A rotatividade executiva simultânea a uma integração complexa não é sinal de força operacional. É um multiplicador de risco. As sinergias prometidas exigem execução coordenada entre Kirkland's, The Container Store, Elfa e Closet Works. Coordenar essa integração com uma equipe de liderança em transição, sobre uma estrutura financeira com dívida convertível que varia de 5% a 10% e depois a 12% se os prazos de aprovação dos acionistas não forem cumpridos, é uma aposta que exige precisão cirúrgica em condições de visibilidade reduzida.
O custo real de não escolher
O que esse movimento expõe não é a ambição de construir uma grande empresa de produtos para o lar. Isso, em abstracto, pode ter lógica setorial. O que expõe é a ausência de uma decisão explícita sobre o que não construir.
Uma empresa com 650 milhões de perdas em três anos não tem o capital de giro para perseguir simultaneamente o varejo físico com mais de 100 lojas, serviços de instalação de closets personalizados, armazenamento modular de origem europeia e uma marca de decoração do lar com mais de 300 pontos de venda legados. Cada uma dessas linhas de negócios requer uma cadeia de suprimento diferenciada, perfil de cliente distinto, modelo de serviço próprio e capital de trabalho separado.
Os 40 milhões em economias projetadas, mesmo que se materializem dentro do prazo, representam menos de 1% da receita total do grupo. Não transformam a estrutura de perdas. Oferecem alívio cosmético sobre uma arquitetura que precisa de cirurgia.
O financiamento da operação o confirma: a dívida convertível de pelo menos 54 milhões de dólares tem mecanismos de penalização por atraso que revelam que os próprios credores antecipam fricções na execução. Quando quem financia uma aquisição incorpora cláusulas de escalonamento de juros, não está apenas sendo cauteloso. Está precificando o risco de execução que o comprador prefere não mencionar em seus comunicados.
A liderança que falta não está no organograma
Marcus Lemonis construiu uma reputação pública como operador de negócios em dificuldades. Seu histórico fora da BBBY inclui intervenções em empresas pequenas com problemas de gestão específicos e solucionáveis. O desafio aqui é de outra escala e natureza.
O que a BBBY precisa não é de um líder que acrescente ativos. Precisa de um que tenha a disciplina de abrir mão. De declarar publicamente que certas categorias, certos formatos de lojas, certos serviços não farão parte do portfólio, porque concentrar os recursos escassos em menos frentes aumenta a probabilidade de sucesso em algumas delas.

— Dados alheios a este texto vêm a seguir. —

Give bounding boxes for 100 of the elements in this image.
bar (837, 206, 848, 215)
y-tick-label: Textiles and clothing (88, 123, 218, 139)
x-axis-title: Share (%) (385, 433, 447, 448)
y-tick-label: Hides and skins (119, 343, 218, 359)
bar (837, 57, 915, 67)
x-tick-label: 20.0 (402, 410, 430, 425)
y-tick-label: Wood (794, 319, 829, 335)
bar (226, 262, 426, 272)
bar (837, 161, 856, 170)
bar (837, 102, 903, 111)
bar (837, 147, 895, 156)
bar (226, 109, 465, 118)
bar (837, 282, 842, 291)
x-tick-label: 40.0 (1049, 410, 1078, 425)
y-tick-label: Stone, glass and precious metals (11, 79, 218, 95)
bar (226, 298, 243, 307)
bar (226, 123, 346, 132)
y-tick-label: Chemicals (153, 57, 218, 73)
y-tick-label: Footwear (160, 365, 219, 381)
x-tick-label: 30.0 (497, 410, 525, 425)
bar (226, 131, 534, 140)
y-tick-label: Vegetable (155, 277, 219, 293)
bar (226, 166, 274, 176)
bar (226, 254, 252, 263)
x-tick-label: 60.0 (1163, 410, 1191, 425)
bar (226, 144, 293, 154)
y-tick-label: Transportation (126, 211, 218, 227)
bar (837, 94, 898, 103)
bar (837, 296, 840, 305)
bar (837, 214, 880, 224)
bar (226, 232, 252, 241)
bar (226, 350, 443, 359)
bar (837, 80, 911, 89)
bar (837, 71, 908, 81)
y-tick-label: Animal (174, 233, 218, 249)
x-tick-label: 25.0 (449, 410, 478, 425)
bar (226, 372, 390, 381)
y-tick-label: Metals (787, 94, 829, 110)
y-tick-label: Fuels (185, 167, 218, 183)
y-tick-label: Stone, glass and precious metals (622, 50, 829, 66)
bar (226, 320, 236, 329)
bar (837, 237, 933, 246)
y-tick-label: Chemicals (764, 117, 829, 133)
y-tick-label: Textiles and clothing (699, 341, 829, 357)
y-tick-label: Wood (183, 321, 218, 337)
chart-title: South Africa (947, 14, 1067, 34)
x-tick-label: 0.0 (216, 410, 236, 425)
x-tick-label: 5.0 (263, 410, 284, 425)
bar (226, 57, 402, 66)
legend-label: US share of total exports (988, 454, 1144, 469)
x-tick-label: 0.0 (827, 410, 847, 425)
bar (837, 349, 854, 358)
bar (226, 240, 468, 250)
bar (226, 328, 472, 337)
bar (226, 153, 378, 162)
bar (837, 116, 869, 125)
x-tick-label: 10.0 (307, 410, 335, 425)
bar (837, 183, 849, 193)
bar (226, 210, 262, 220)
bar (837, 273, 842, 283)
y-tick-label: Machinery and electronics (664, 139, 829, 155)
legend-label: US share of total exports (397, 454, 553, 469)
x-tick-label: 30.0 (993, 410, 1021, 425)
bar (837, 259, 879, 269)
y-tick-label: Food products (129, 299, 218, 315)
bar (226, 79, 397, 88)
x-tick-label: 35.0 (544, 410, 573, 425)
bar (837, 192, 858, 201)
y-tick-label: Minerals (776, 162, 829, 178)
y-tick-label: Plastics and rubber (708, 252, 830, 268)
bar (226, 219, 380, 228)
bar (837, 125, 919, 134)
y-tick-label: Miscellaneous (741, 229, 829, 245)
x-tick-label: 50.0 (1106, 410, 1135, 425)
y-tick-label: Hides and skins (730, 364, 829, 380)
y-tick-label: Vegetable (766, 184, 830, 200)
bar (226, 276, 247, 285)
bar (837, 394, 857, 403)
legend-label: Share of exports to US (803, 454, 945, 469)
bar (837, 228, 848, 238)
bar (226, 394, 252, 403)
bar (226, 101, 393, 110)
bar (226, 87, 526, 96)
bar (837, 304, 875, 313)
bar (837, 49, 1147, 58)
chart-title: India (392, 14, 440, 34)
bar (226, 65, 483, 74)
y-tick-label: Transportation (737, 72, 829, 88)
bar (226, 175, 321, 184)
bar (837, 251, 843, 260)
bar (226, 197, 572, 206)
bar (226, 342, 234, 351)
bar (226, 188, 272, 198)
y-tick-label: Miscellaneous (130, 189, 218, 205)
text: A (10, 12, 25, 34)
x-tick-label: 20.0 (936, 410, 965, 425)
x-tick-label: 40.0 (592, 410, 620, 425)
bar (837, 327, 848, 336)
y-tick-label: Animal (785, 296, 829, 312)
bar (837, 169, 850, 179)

O comunicado de Lemonis descreve o futuro como um ecossistema interconectado que cobre varejo, serviços para o lar, produtos instaláveis e seguros. Essa descrição não é uma política orientadora. É uma lista de desejos que garante que os recursos financeiros, operacionais e de talento se fragmentem entre frentes que competem pela atenção interna, sem que nenhuma receba o suficiente para ser competitiva.
As empresas que conseguem se recompor após uma falência não o fazem somando. Elas fazem com escolhas que doem. Renunciam a segmentos rentáveis, porque distraem. Fecham lojas que geram fluxo positivo, porque o modelo não escala. Rejeitam aquisições baratas, porque barato não significa estratégico.
A disciplina de dizer não, quando o mercado oferece ativos a preço de liquidação, é exatamente o tipo de decisão que nenhum comunicado corporativo aplaudirá, mas que separa os operadores que reconstroem dos que acumulam até a próxima falência. O C-Level que não sente o peso do que deixa sobre a mesa não está escolhendo uma direção. Está adiando a próxima crise.